If your dog dies at the vet's, and you don't know why or how—or what happened at all—the law in most states helps you by making the vet responsible for proving that the death wasn't caused by malpractice or negligence.
The way you take advantage of this rule is by suing for negligent bailment. "Bailment" is the legal term for the relationship that results when some item of property—in this case, a dog—is left in someone else's care. Under the law of bailment (which may vary from state to state), if a dog is left with a vet and the dog dies, the vet is presumed, legally, to be negligent. The vet must then prove otherwise or be liable to the dog's owner for the value of the dog.
EXAMPLE: A woman boarded her healthy, eight-year-old dog with a New York veterinarian. When she returned two weeks later, she was told the dog had died a few days before.
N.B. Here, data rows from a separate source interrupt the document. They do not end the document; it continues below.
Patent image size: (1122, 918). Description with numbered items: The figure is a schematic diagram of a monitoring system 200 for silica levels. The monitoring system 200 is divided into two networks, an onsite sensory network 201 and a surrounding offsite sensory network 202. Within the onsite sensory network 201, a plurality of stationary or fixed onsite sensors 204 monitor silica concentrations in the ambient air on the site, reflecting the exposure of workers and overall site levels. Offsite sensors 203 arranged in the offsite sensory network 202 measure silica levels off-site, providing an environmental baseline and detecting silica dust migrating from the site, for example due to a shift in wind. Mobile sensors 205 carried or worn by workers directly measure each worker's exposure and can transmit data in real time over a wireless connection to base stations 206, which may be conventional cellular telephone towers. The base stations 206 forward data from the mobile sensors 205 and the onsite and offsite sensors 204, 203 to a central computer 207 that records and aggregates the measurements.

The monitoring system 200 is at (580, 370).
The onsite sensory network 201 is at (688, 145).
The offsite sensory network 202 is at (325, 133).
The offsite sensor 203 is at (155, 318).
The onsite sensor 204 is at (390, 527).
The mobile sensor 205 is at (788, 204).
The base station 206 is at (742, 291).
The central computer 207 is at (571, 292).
The vet gave no satisfactory explanation of the dog's death, so the owner was entitled to recover the value of the dog. (Brousseau v. Rosenthal, 443 N.Y.S.2d 285 (1980). See also Price v. Brown, 651 A.2d 548 (1994) (owner whose dog died at vet's after surgery could proceed with bailment lawsuit).
A veterinarian who takes your dog without permission is liable to you for the value of the dog. The vet may also be guilty of theft, but that's a criminal matter to be handled by the police and district attorney. You can bring a civil lawsuit for "conversion."
EXAMPLE: An Oregon woman asked a vet to humanely destroy her dog, which had been shot and was in extreme pain. Instead, the vet gave the dog to two assistants who had grown attached to it. The original owner sued when she found out, and was awarded $500 for the vet's conversion of the dog. She was also awarded $4,000 for her mental anguish and $700 in punitive damages (extra damages awarded to punish wrongdoing). (Fredeen v. Stride , 525 P.2d 166 (Or. 1974).)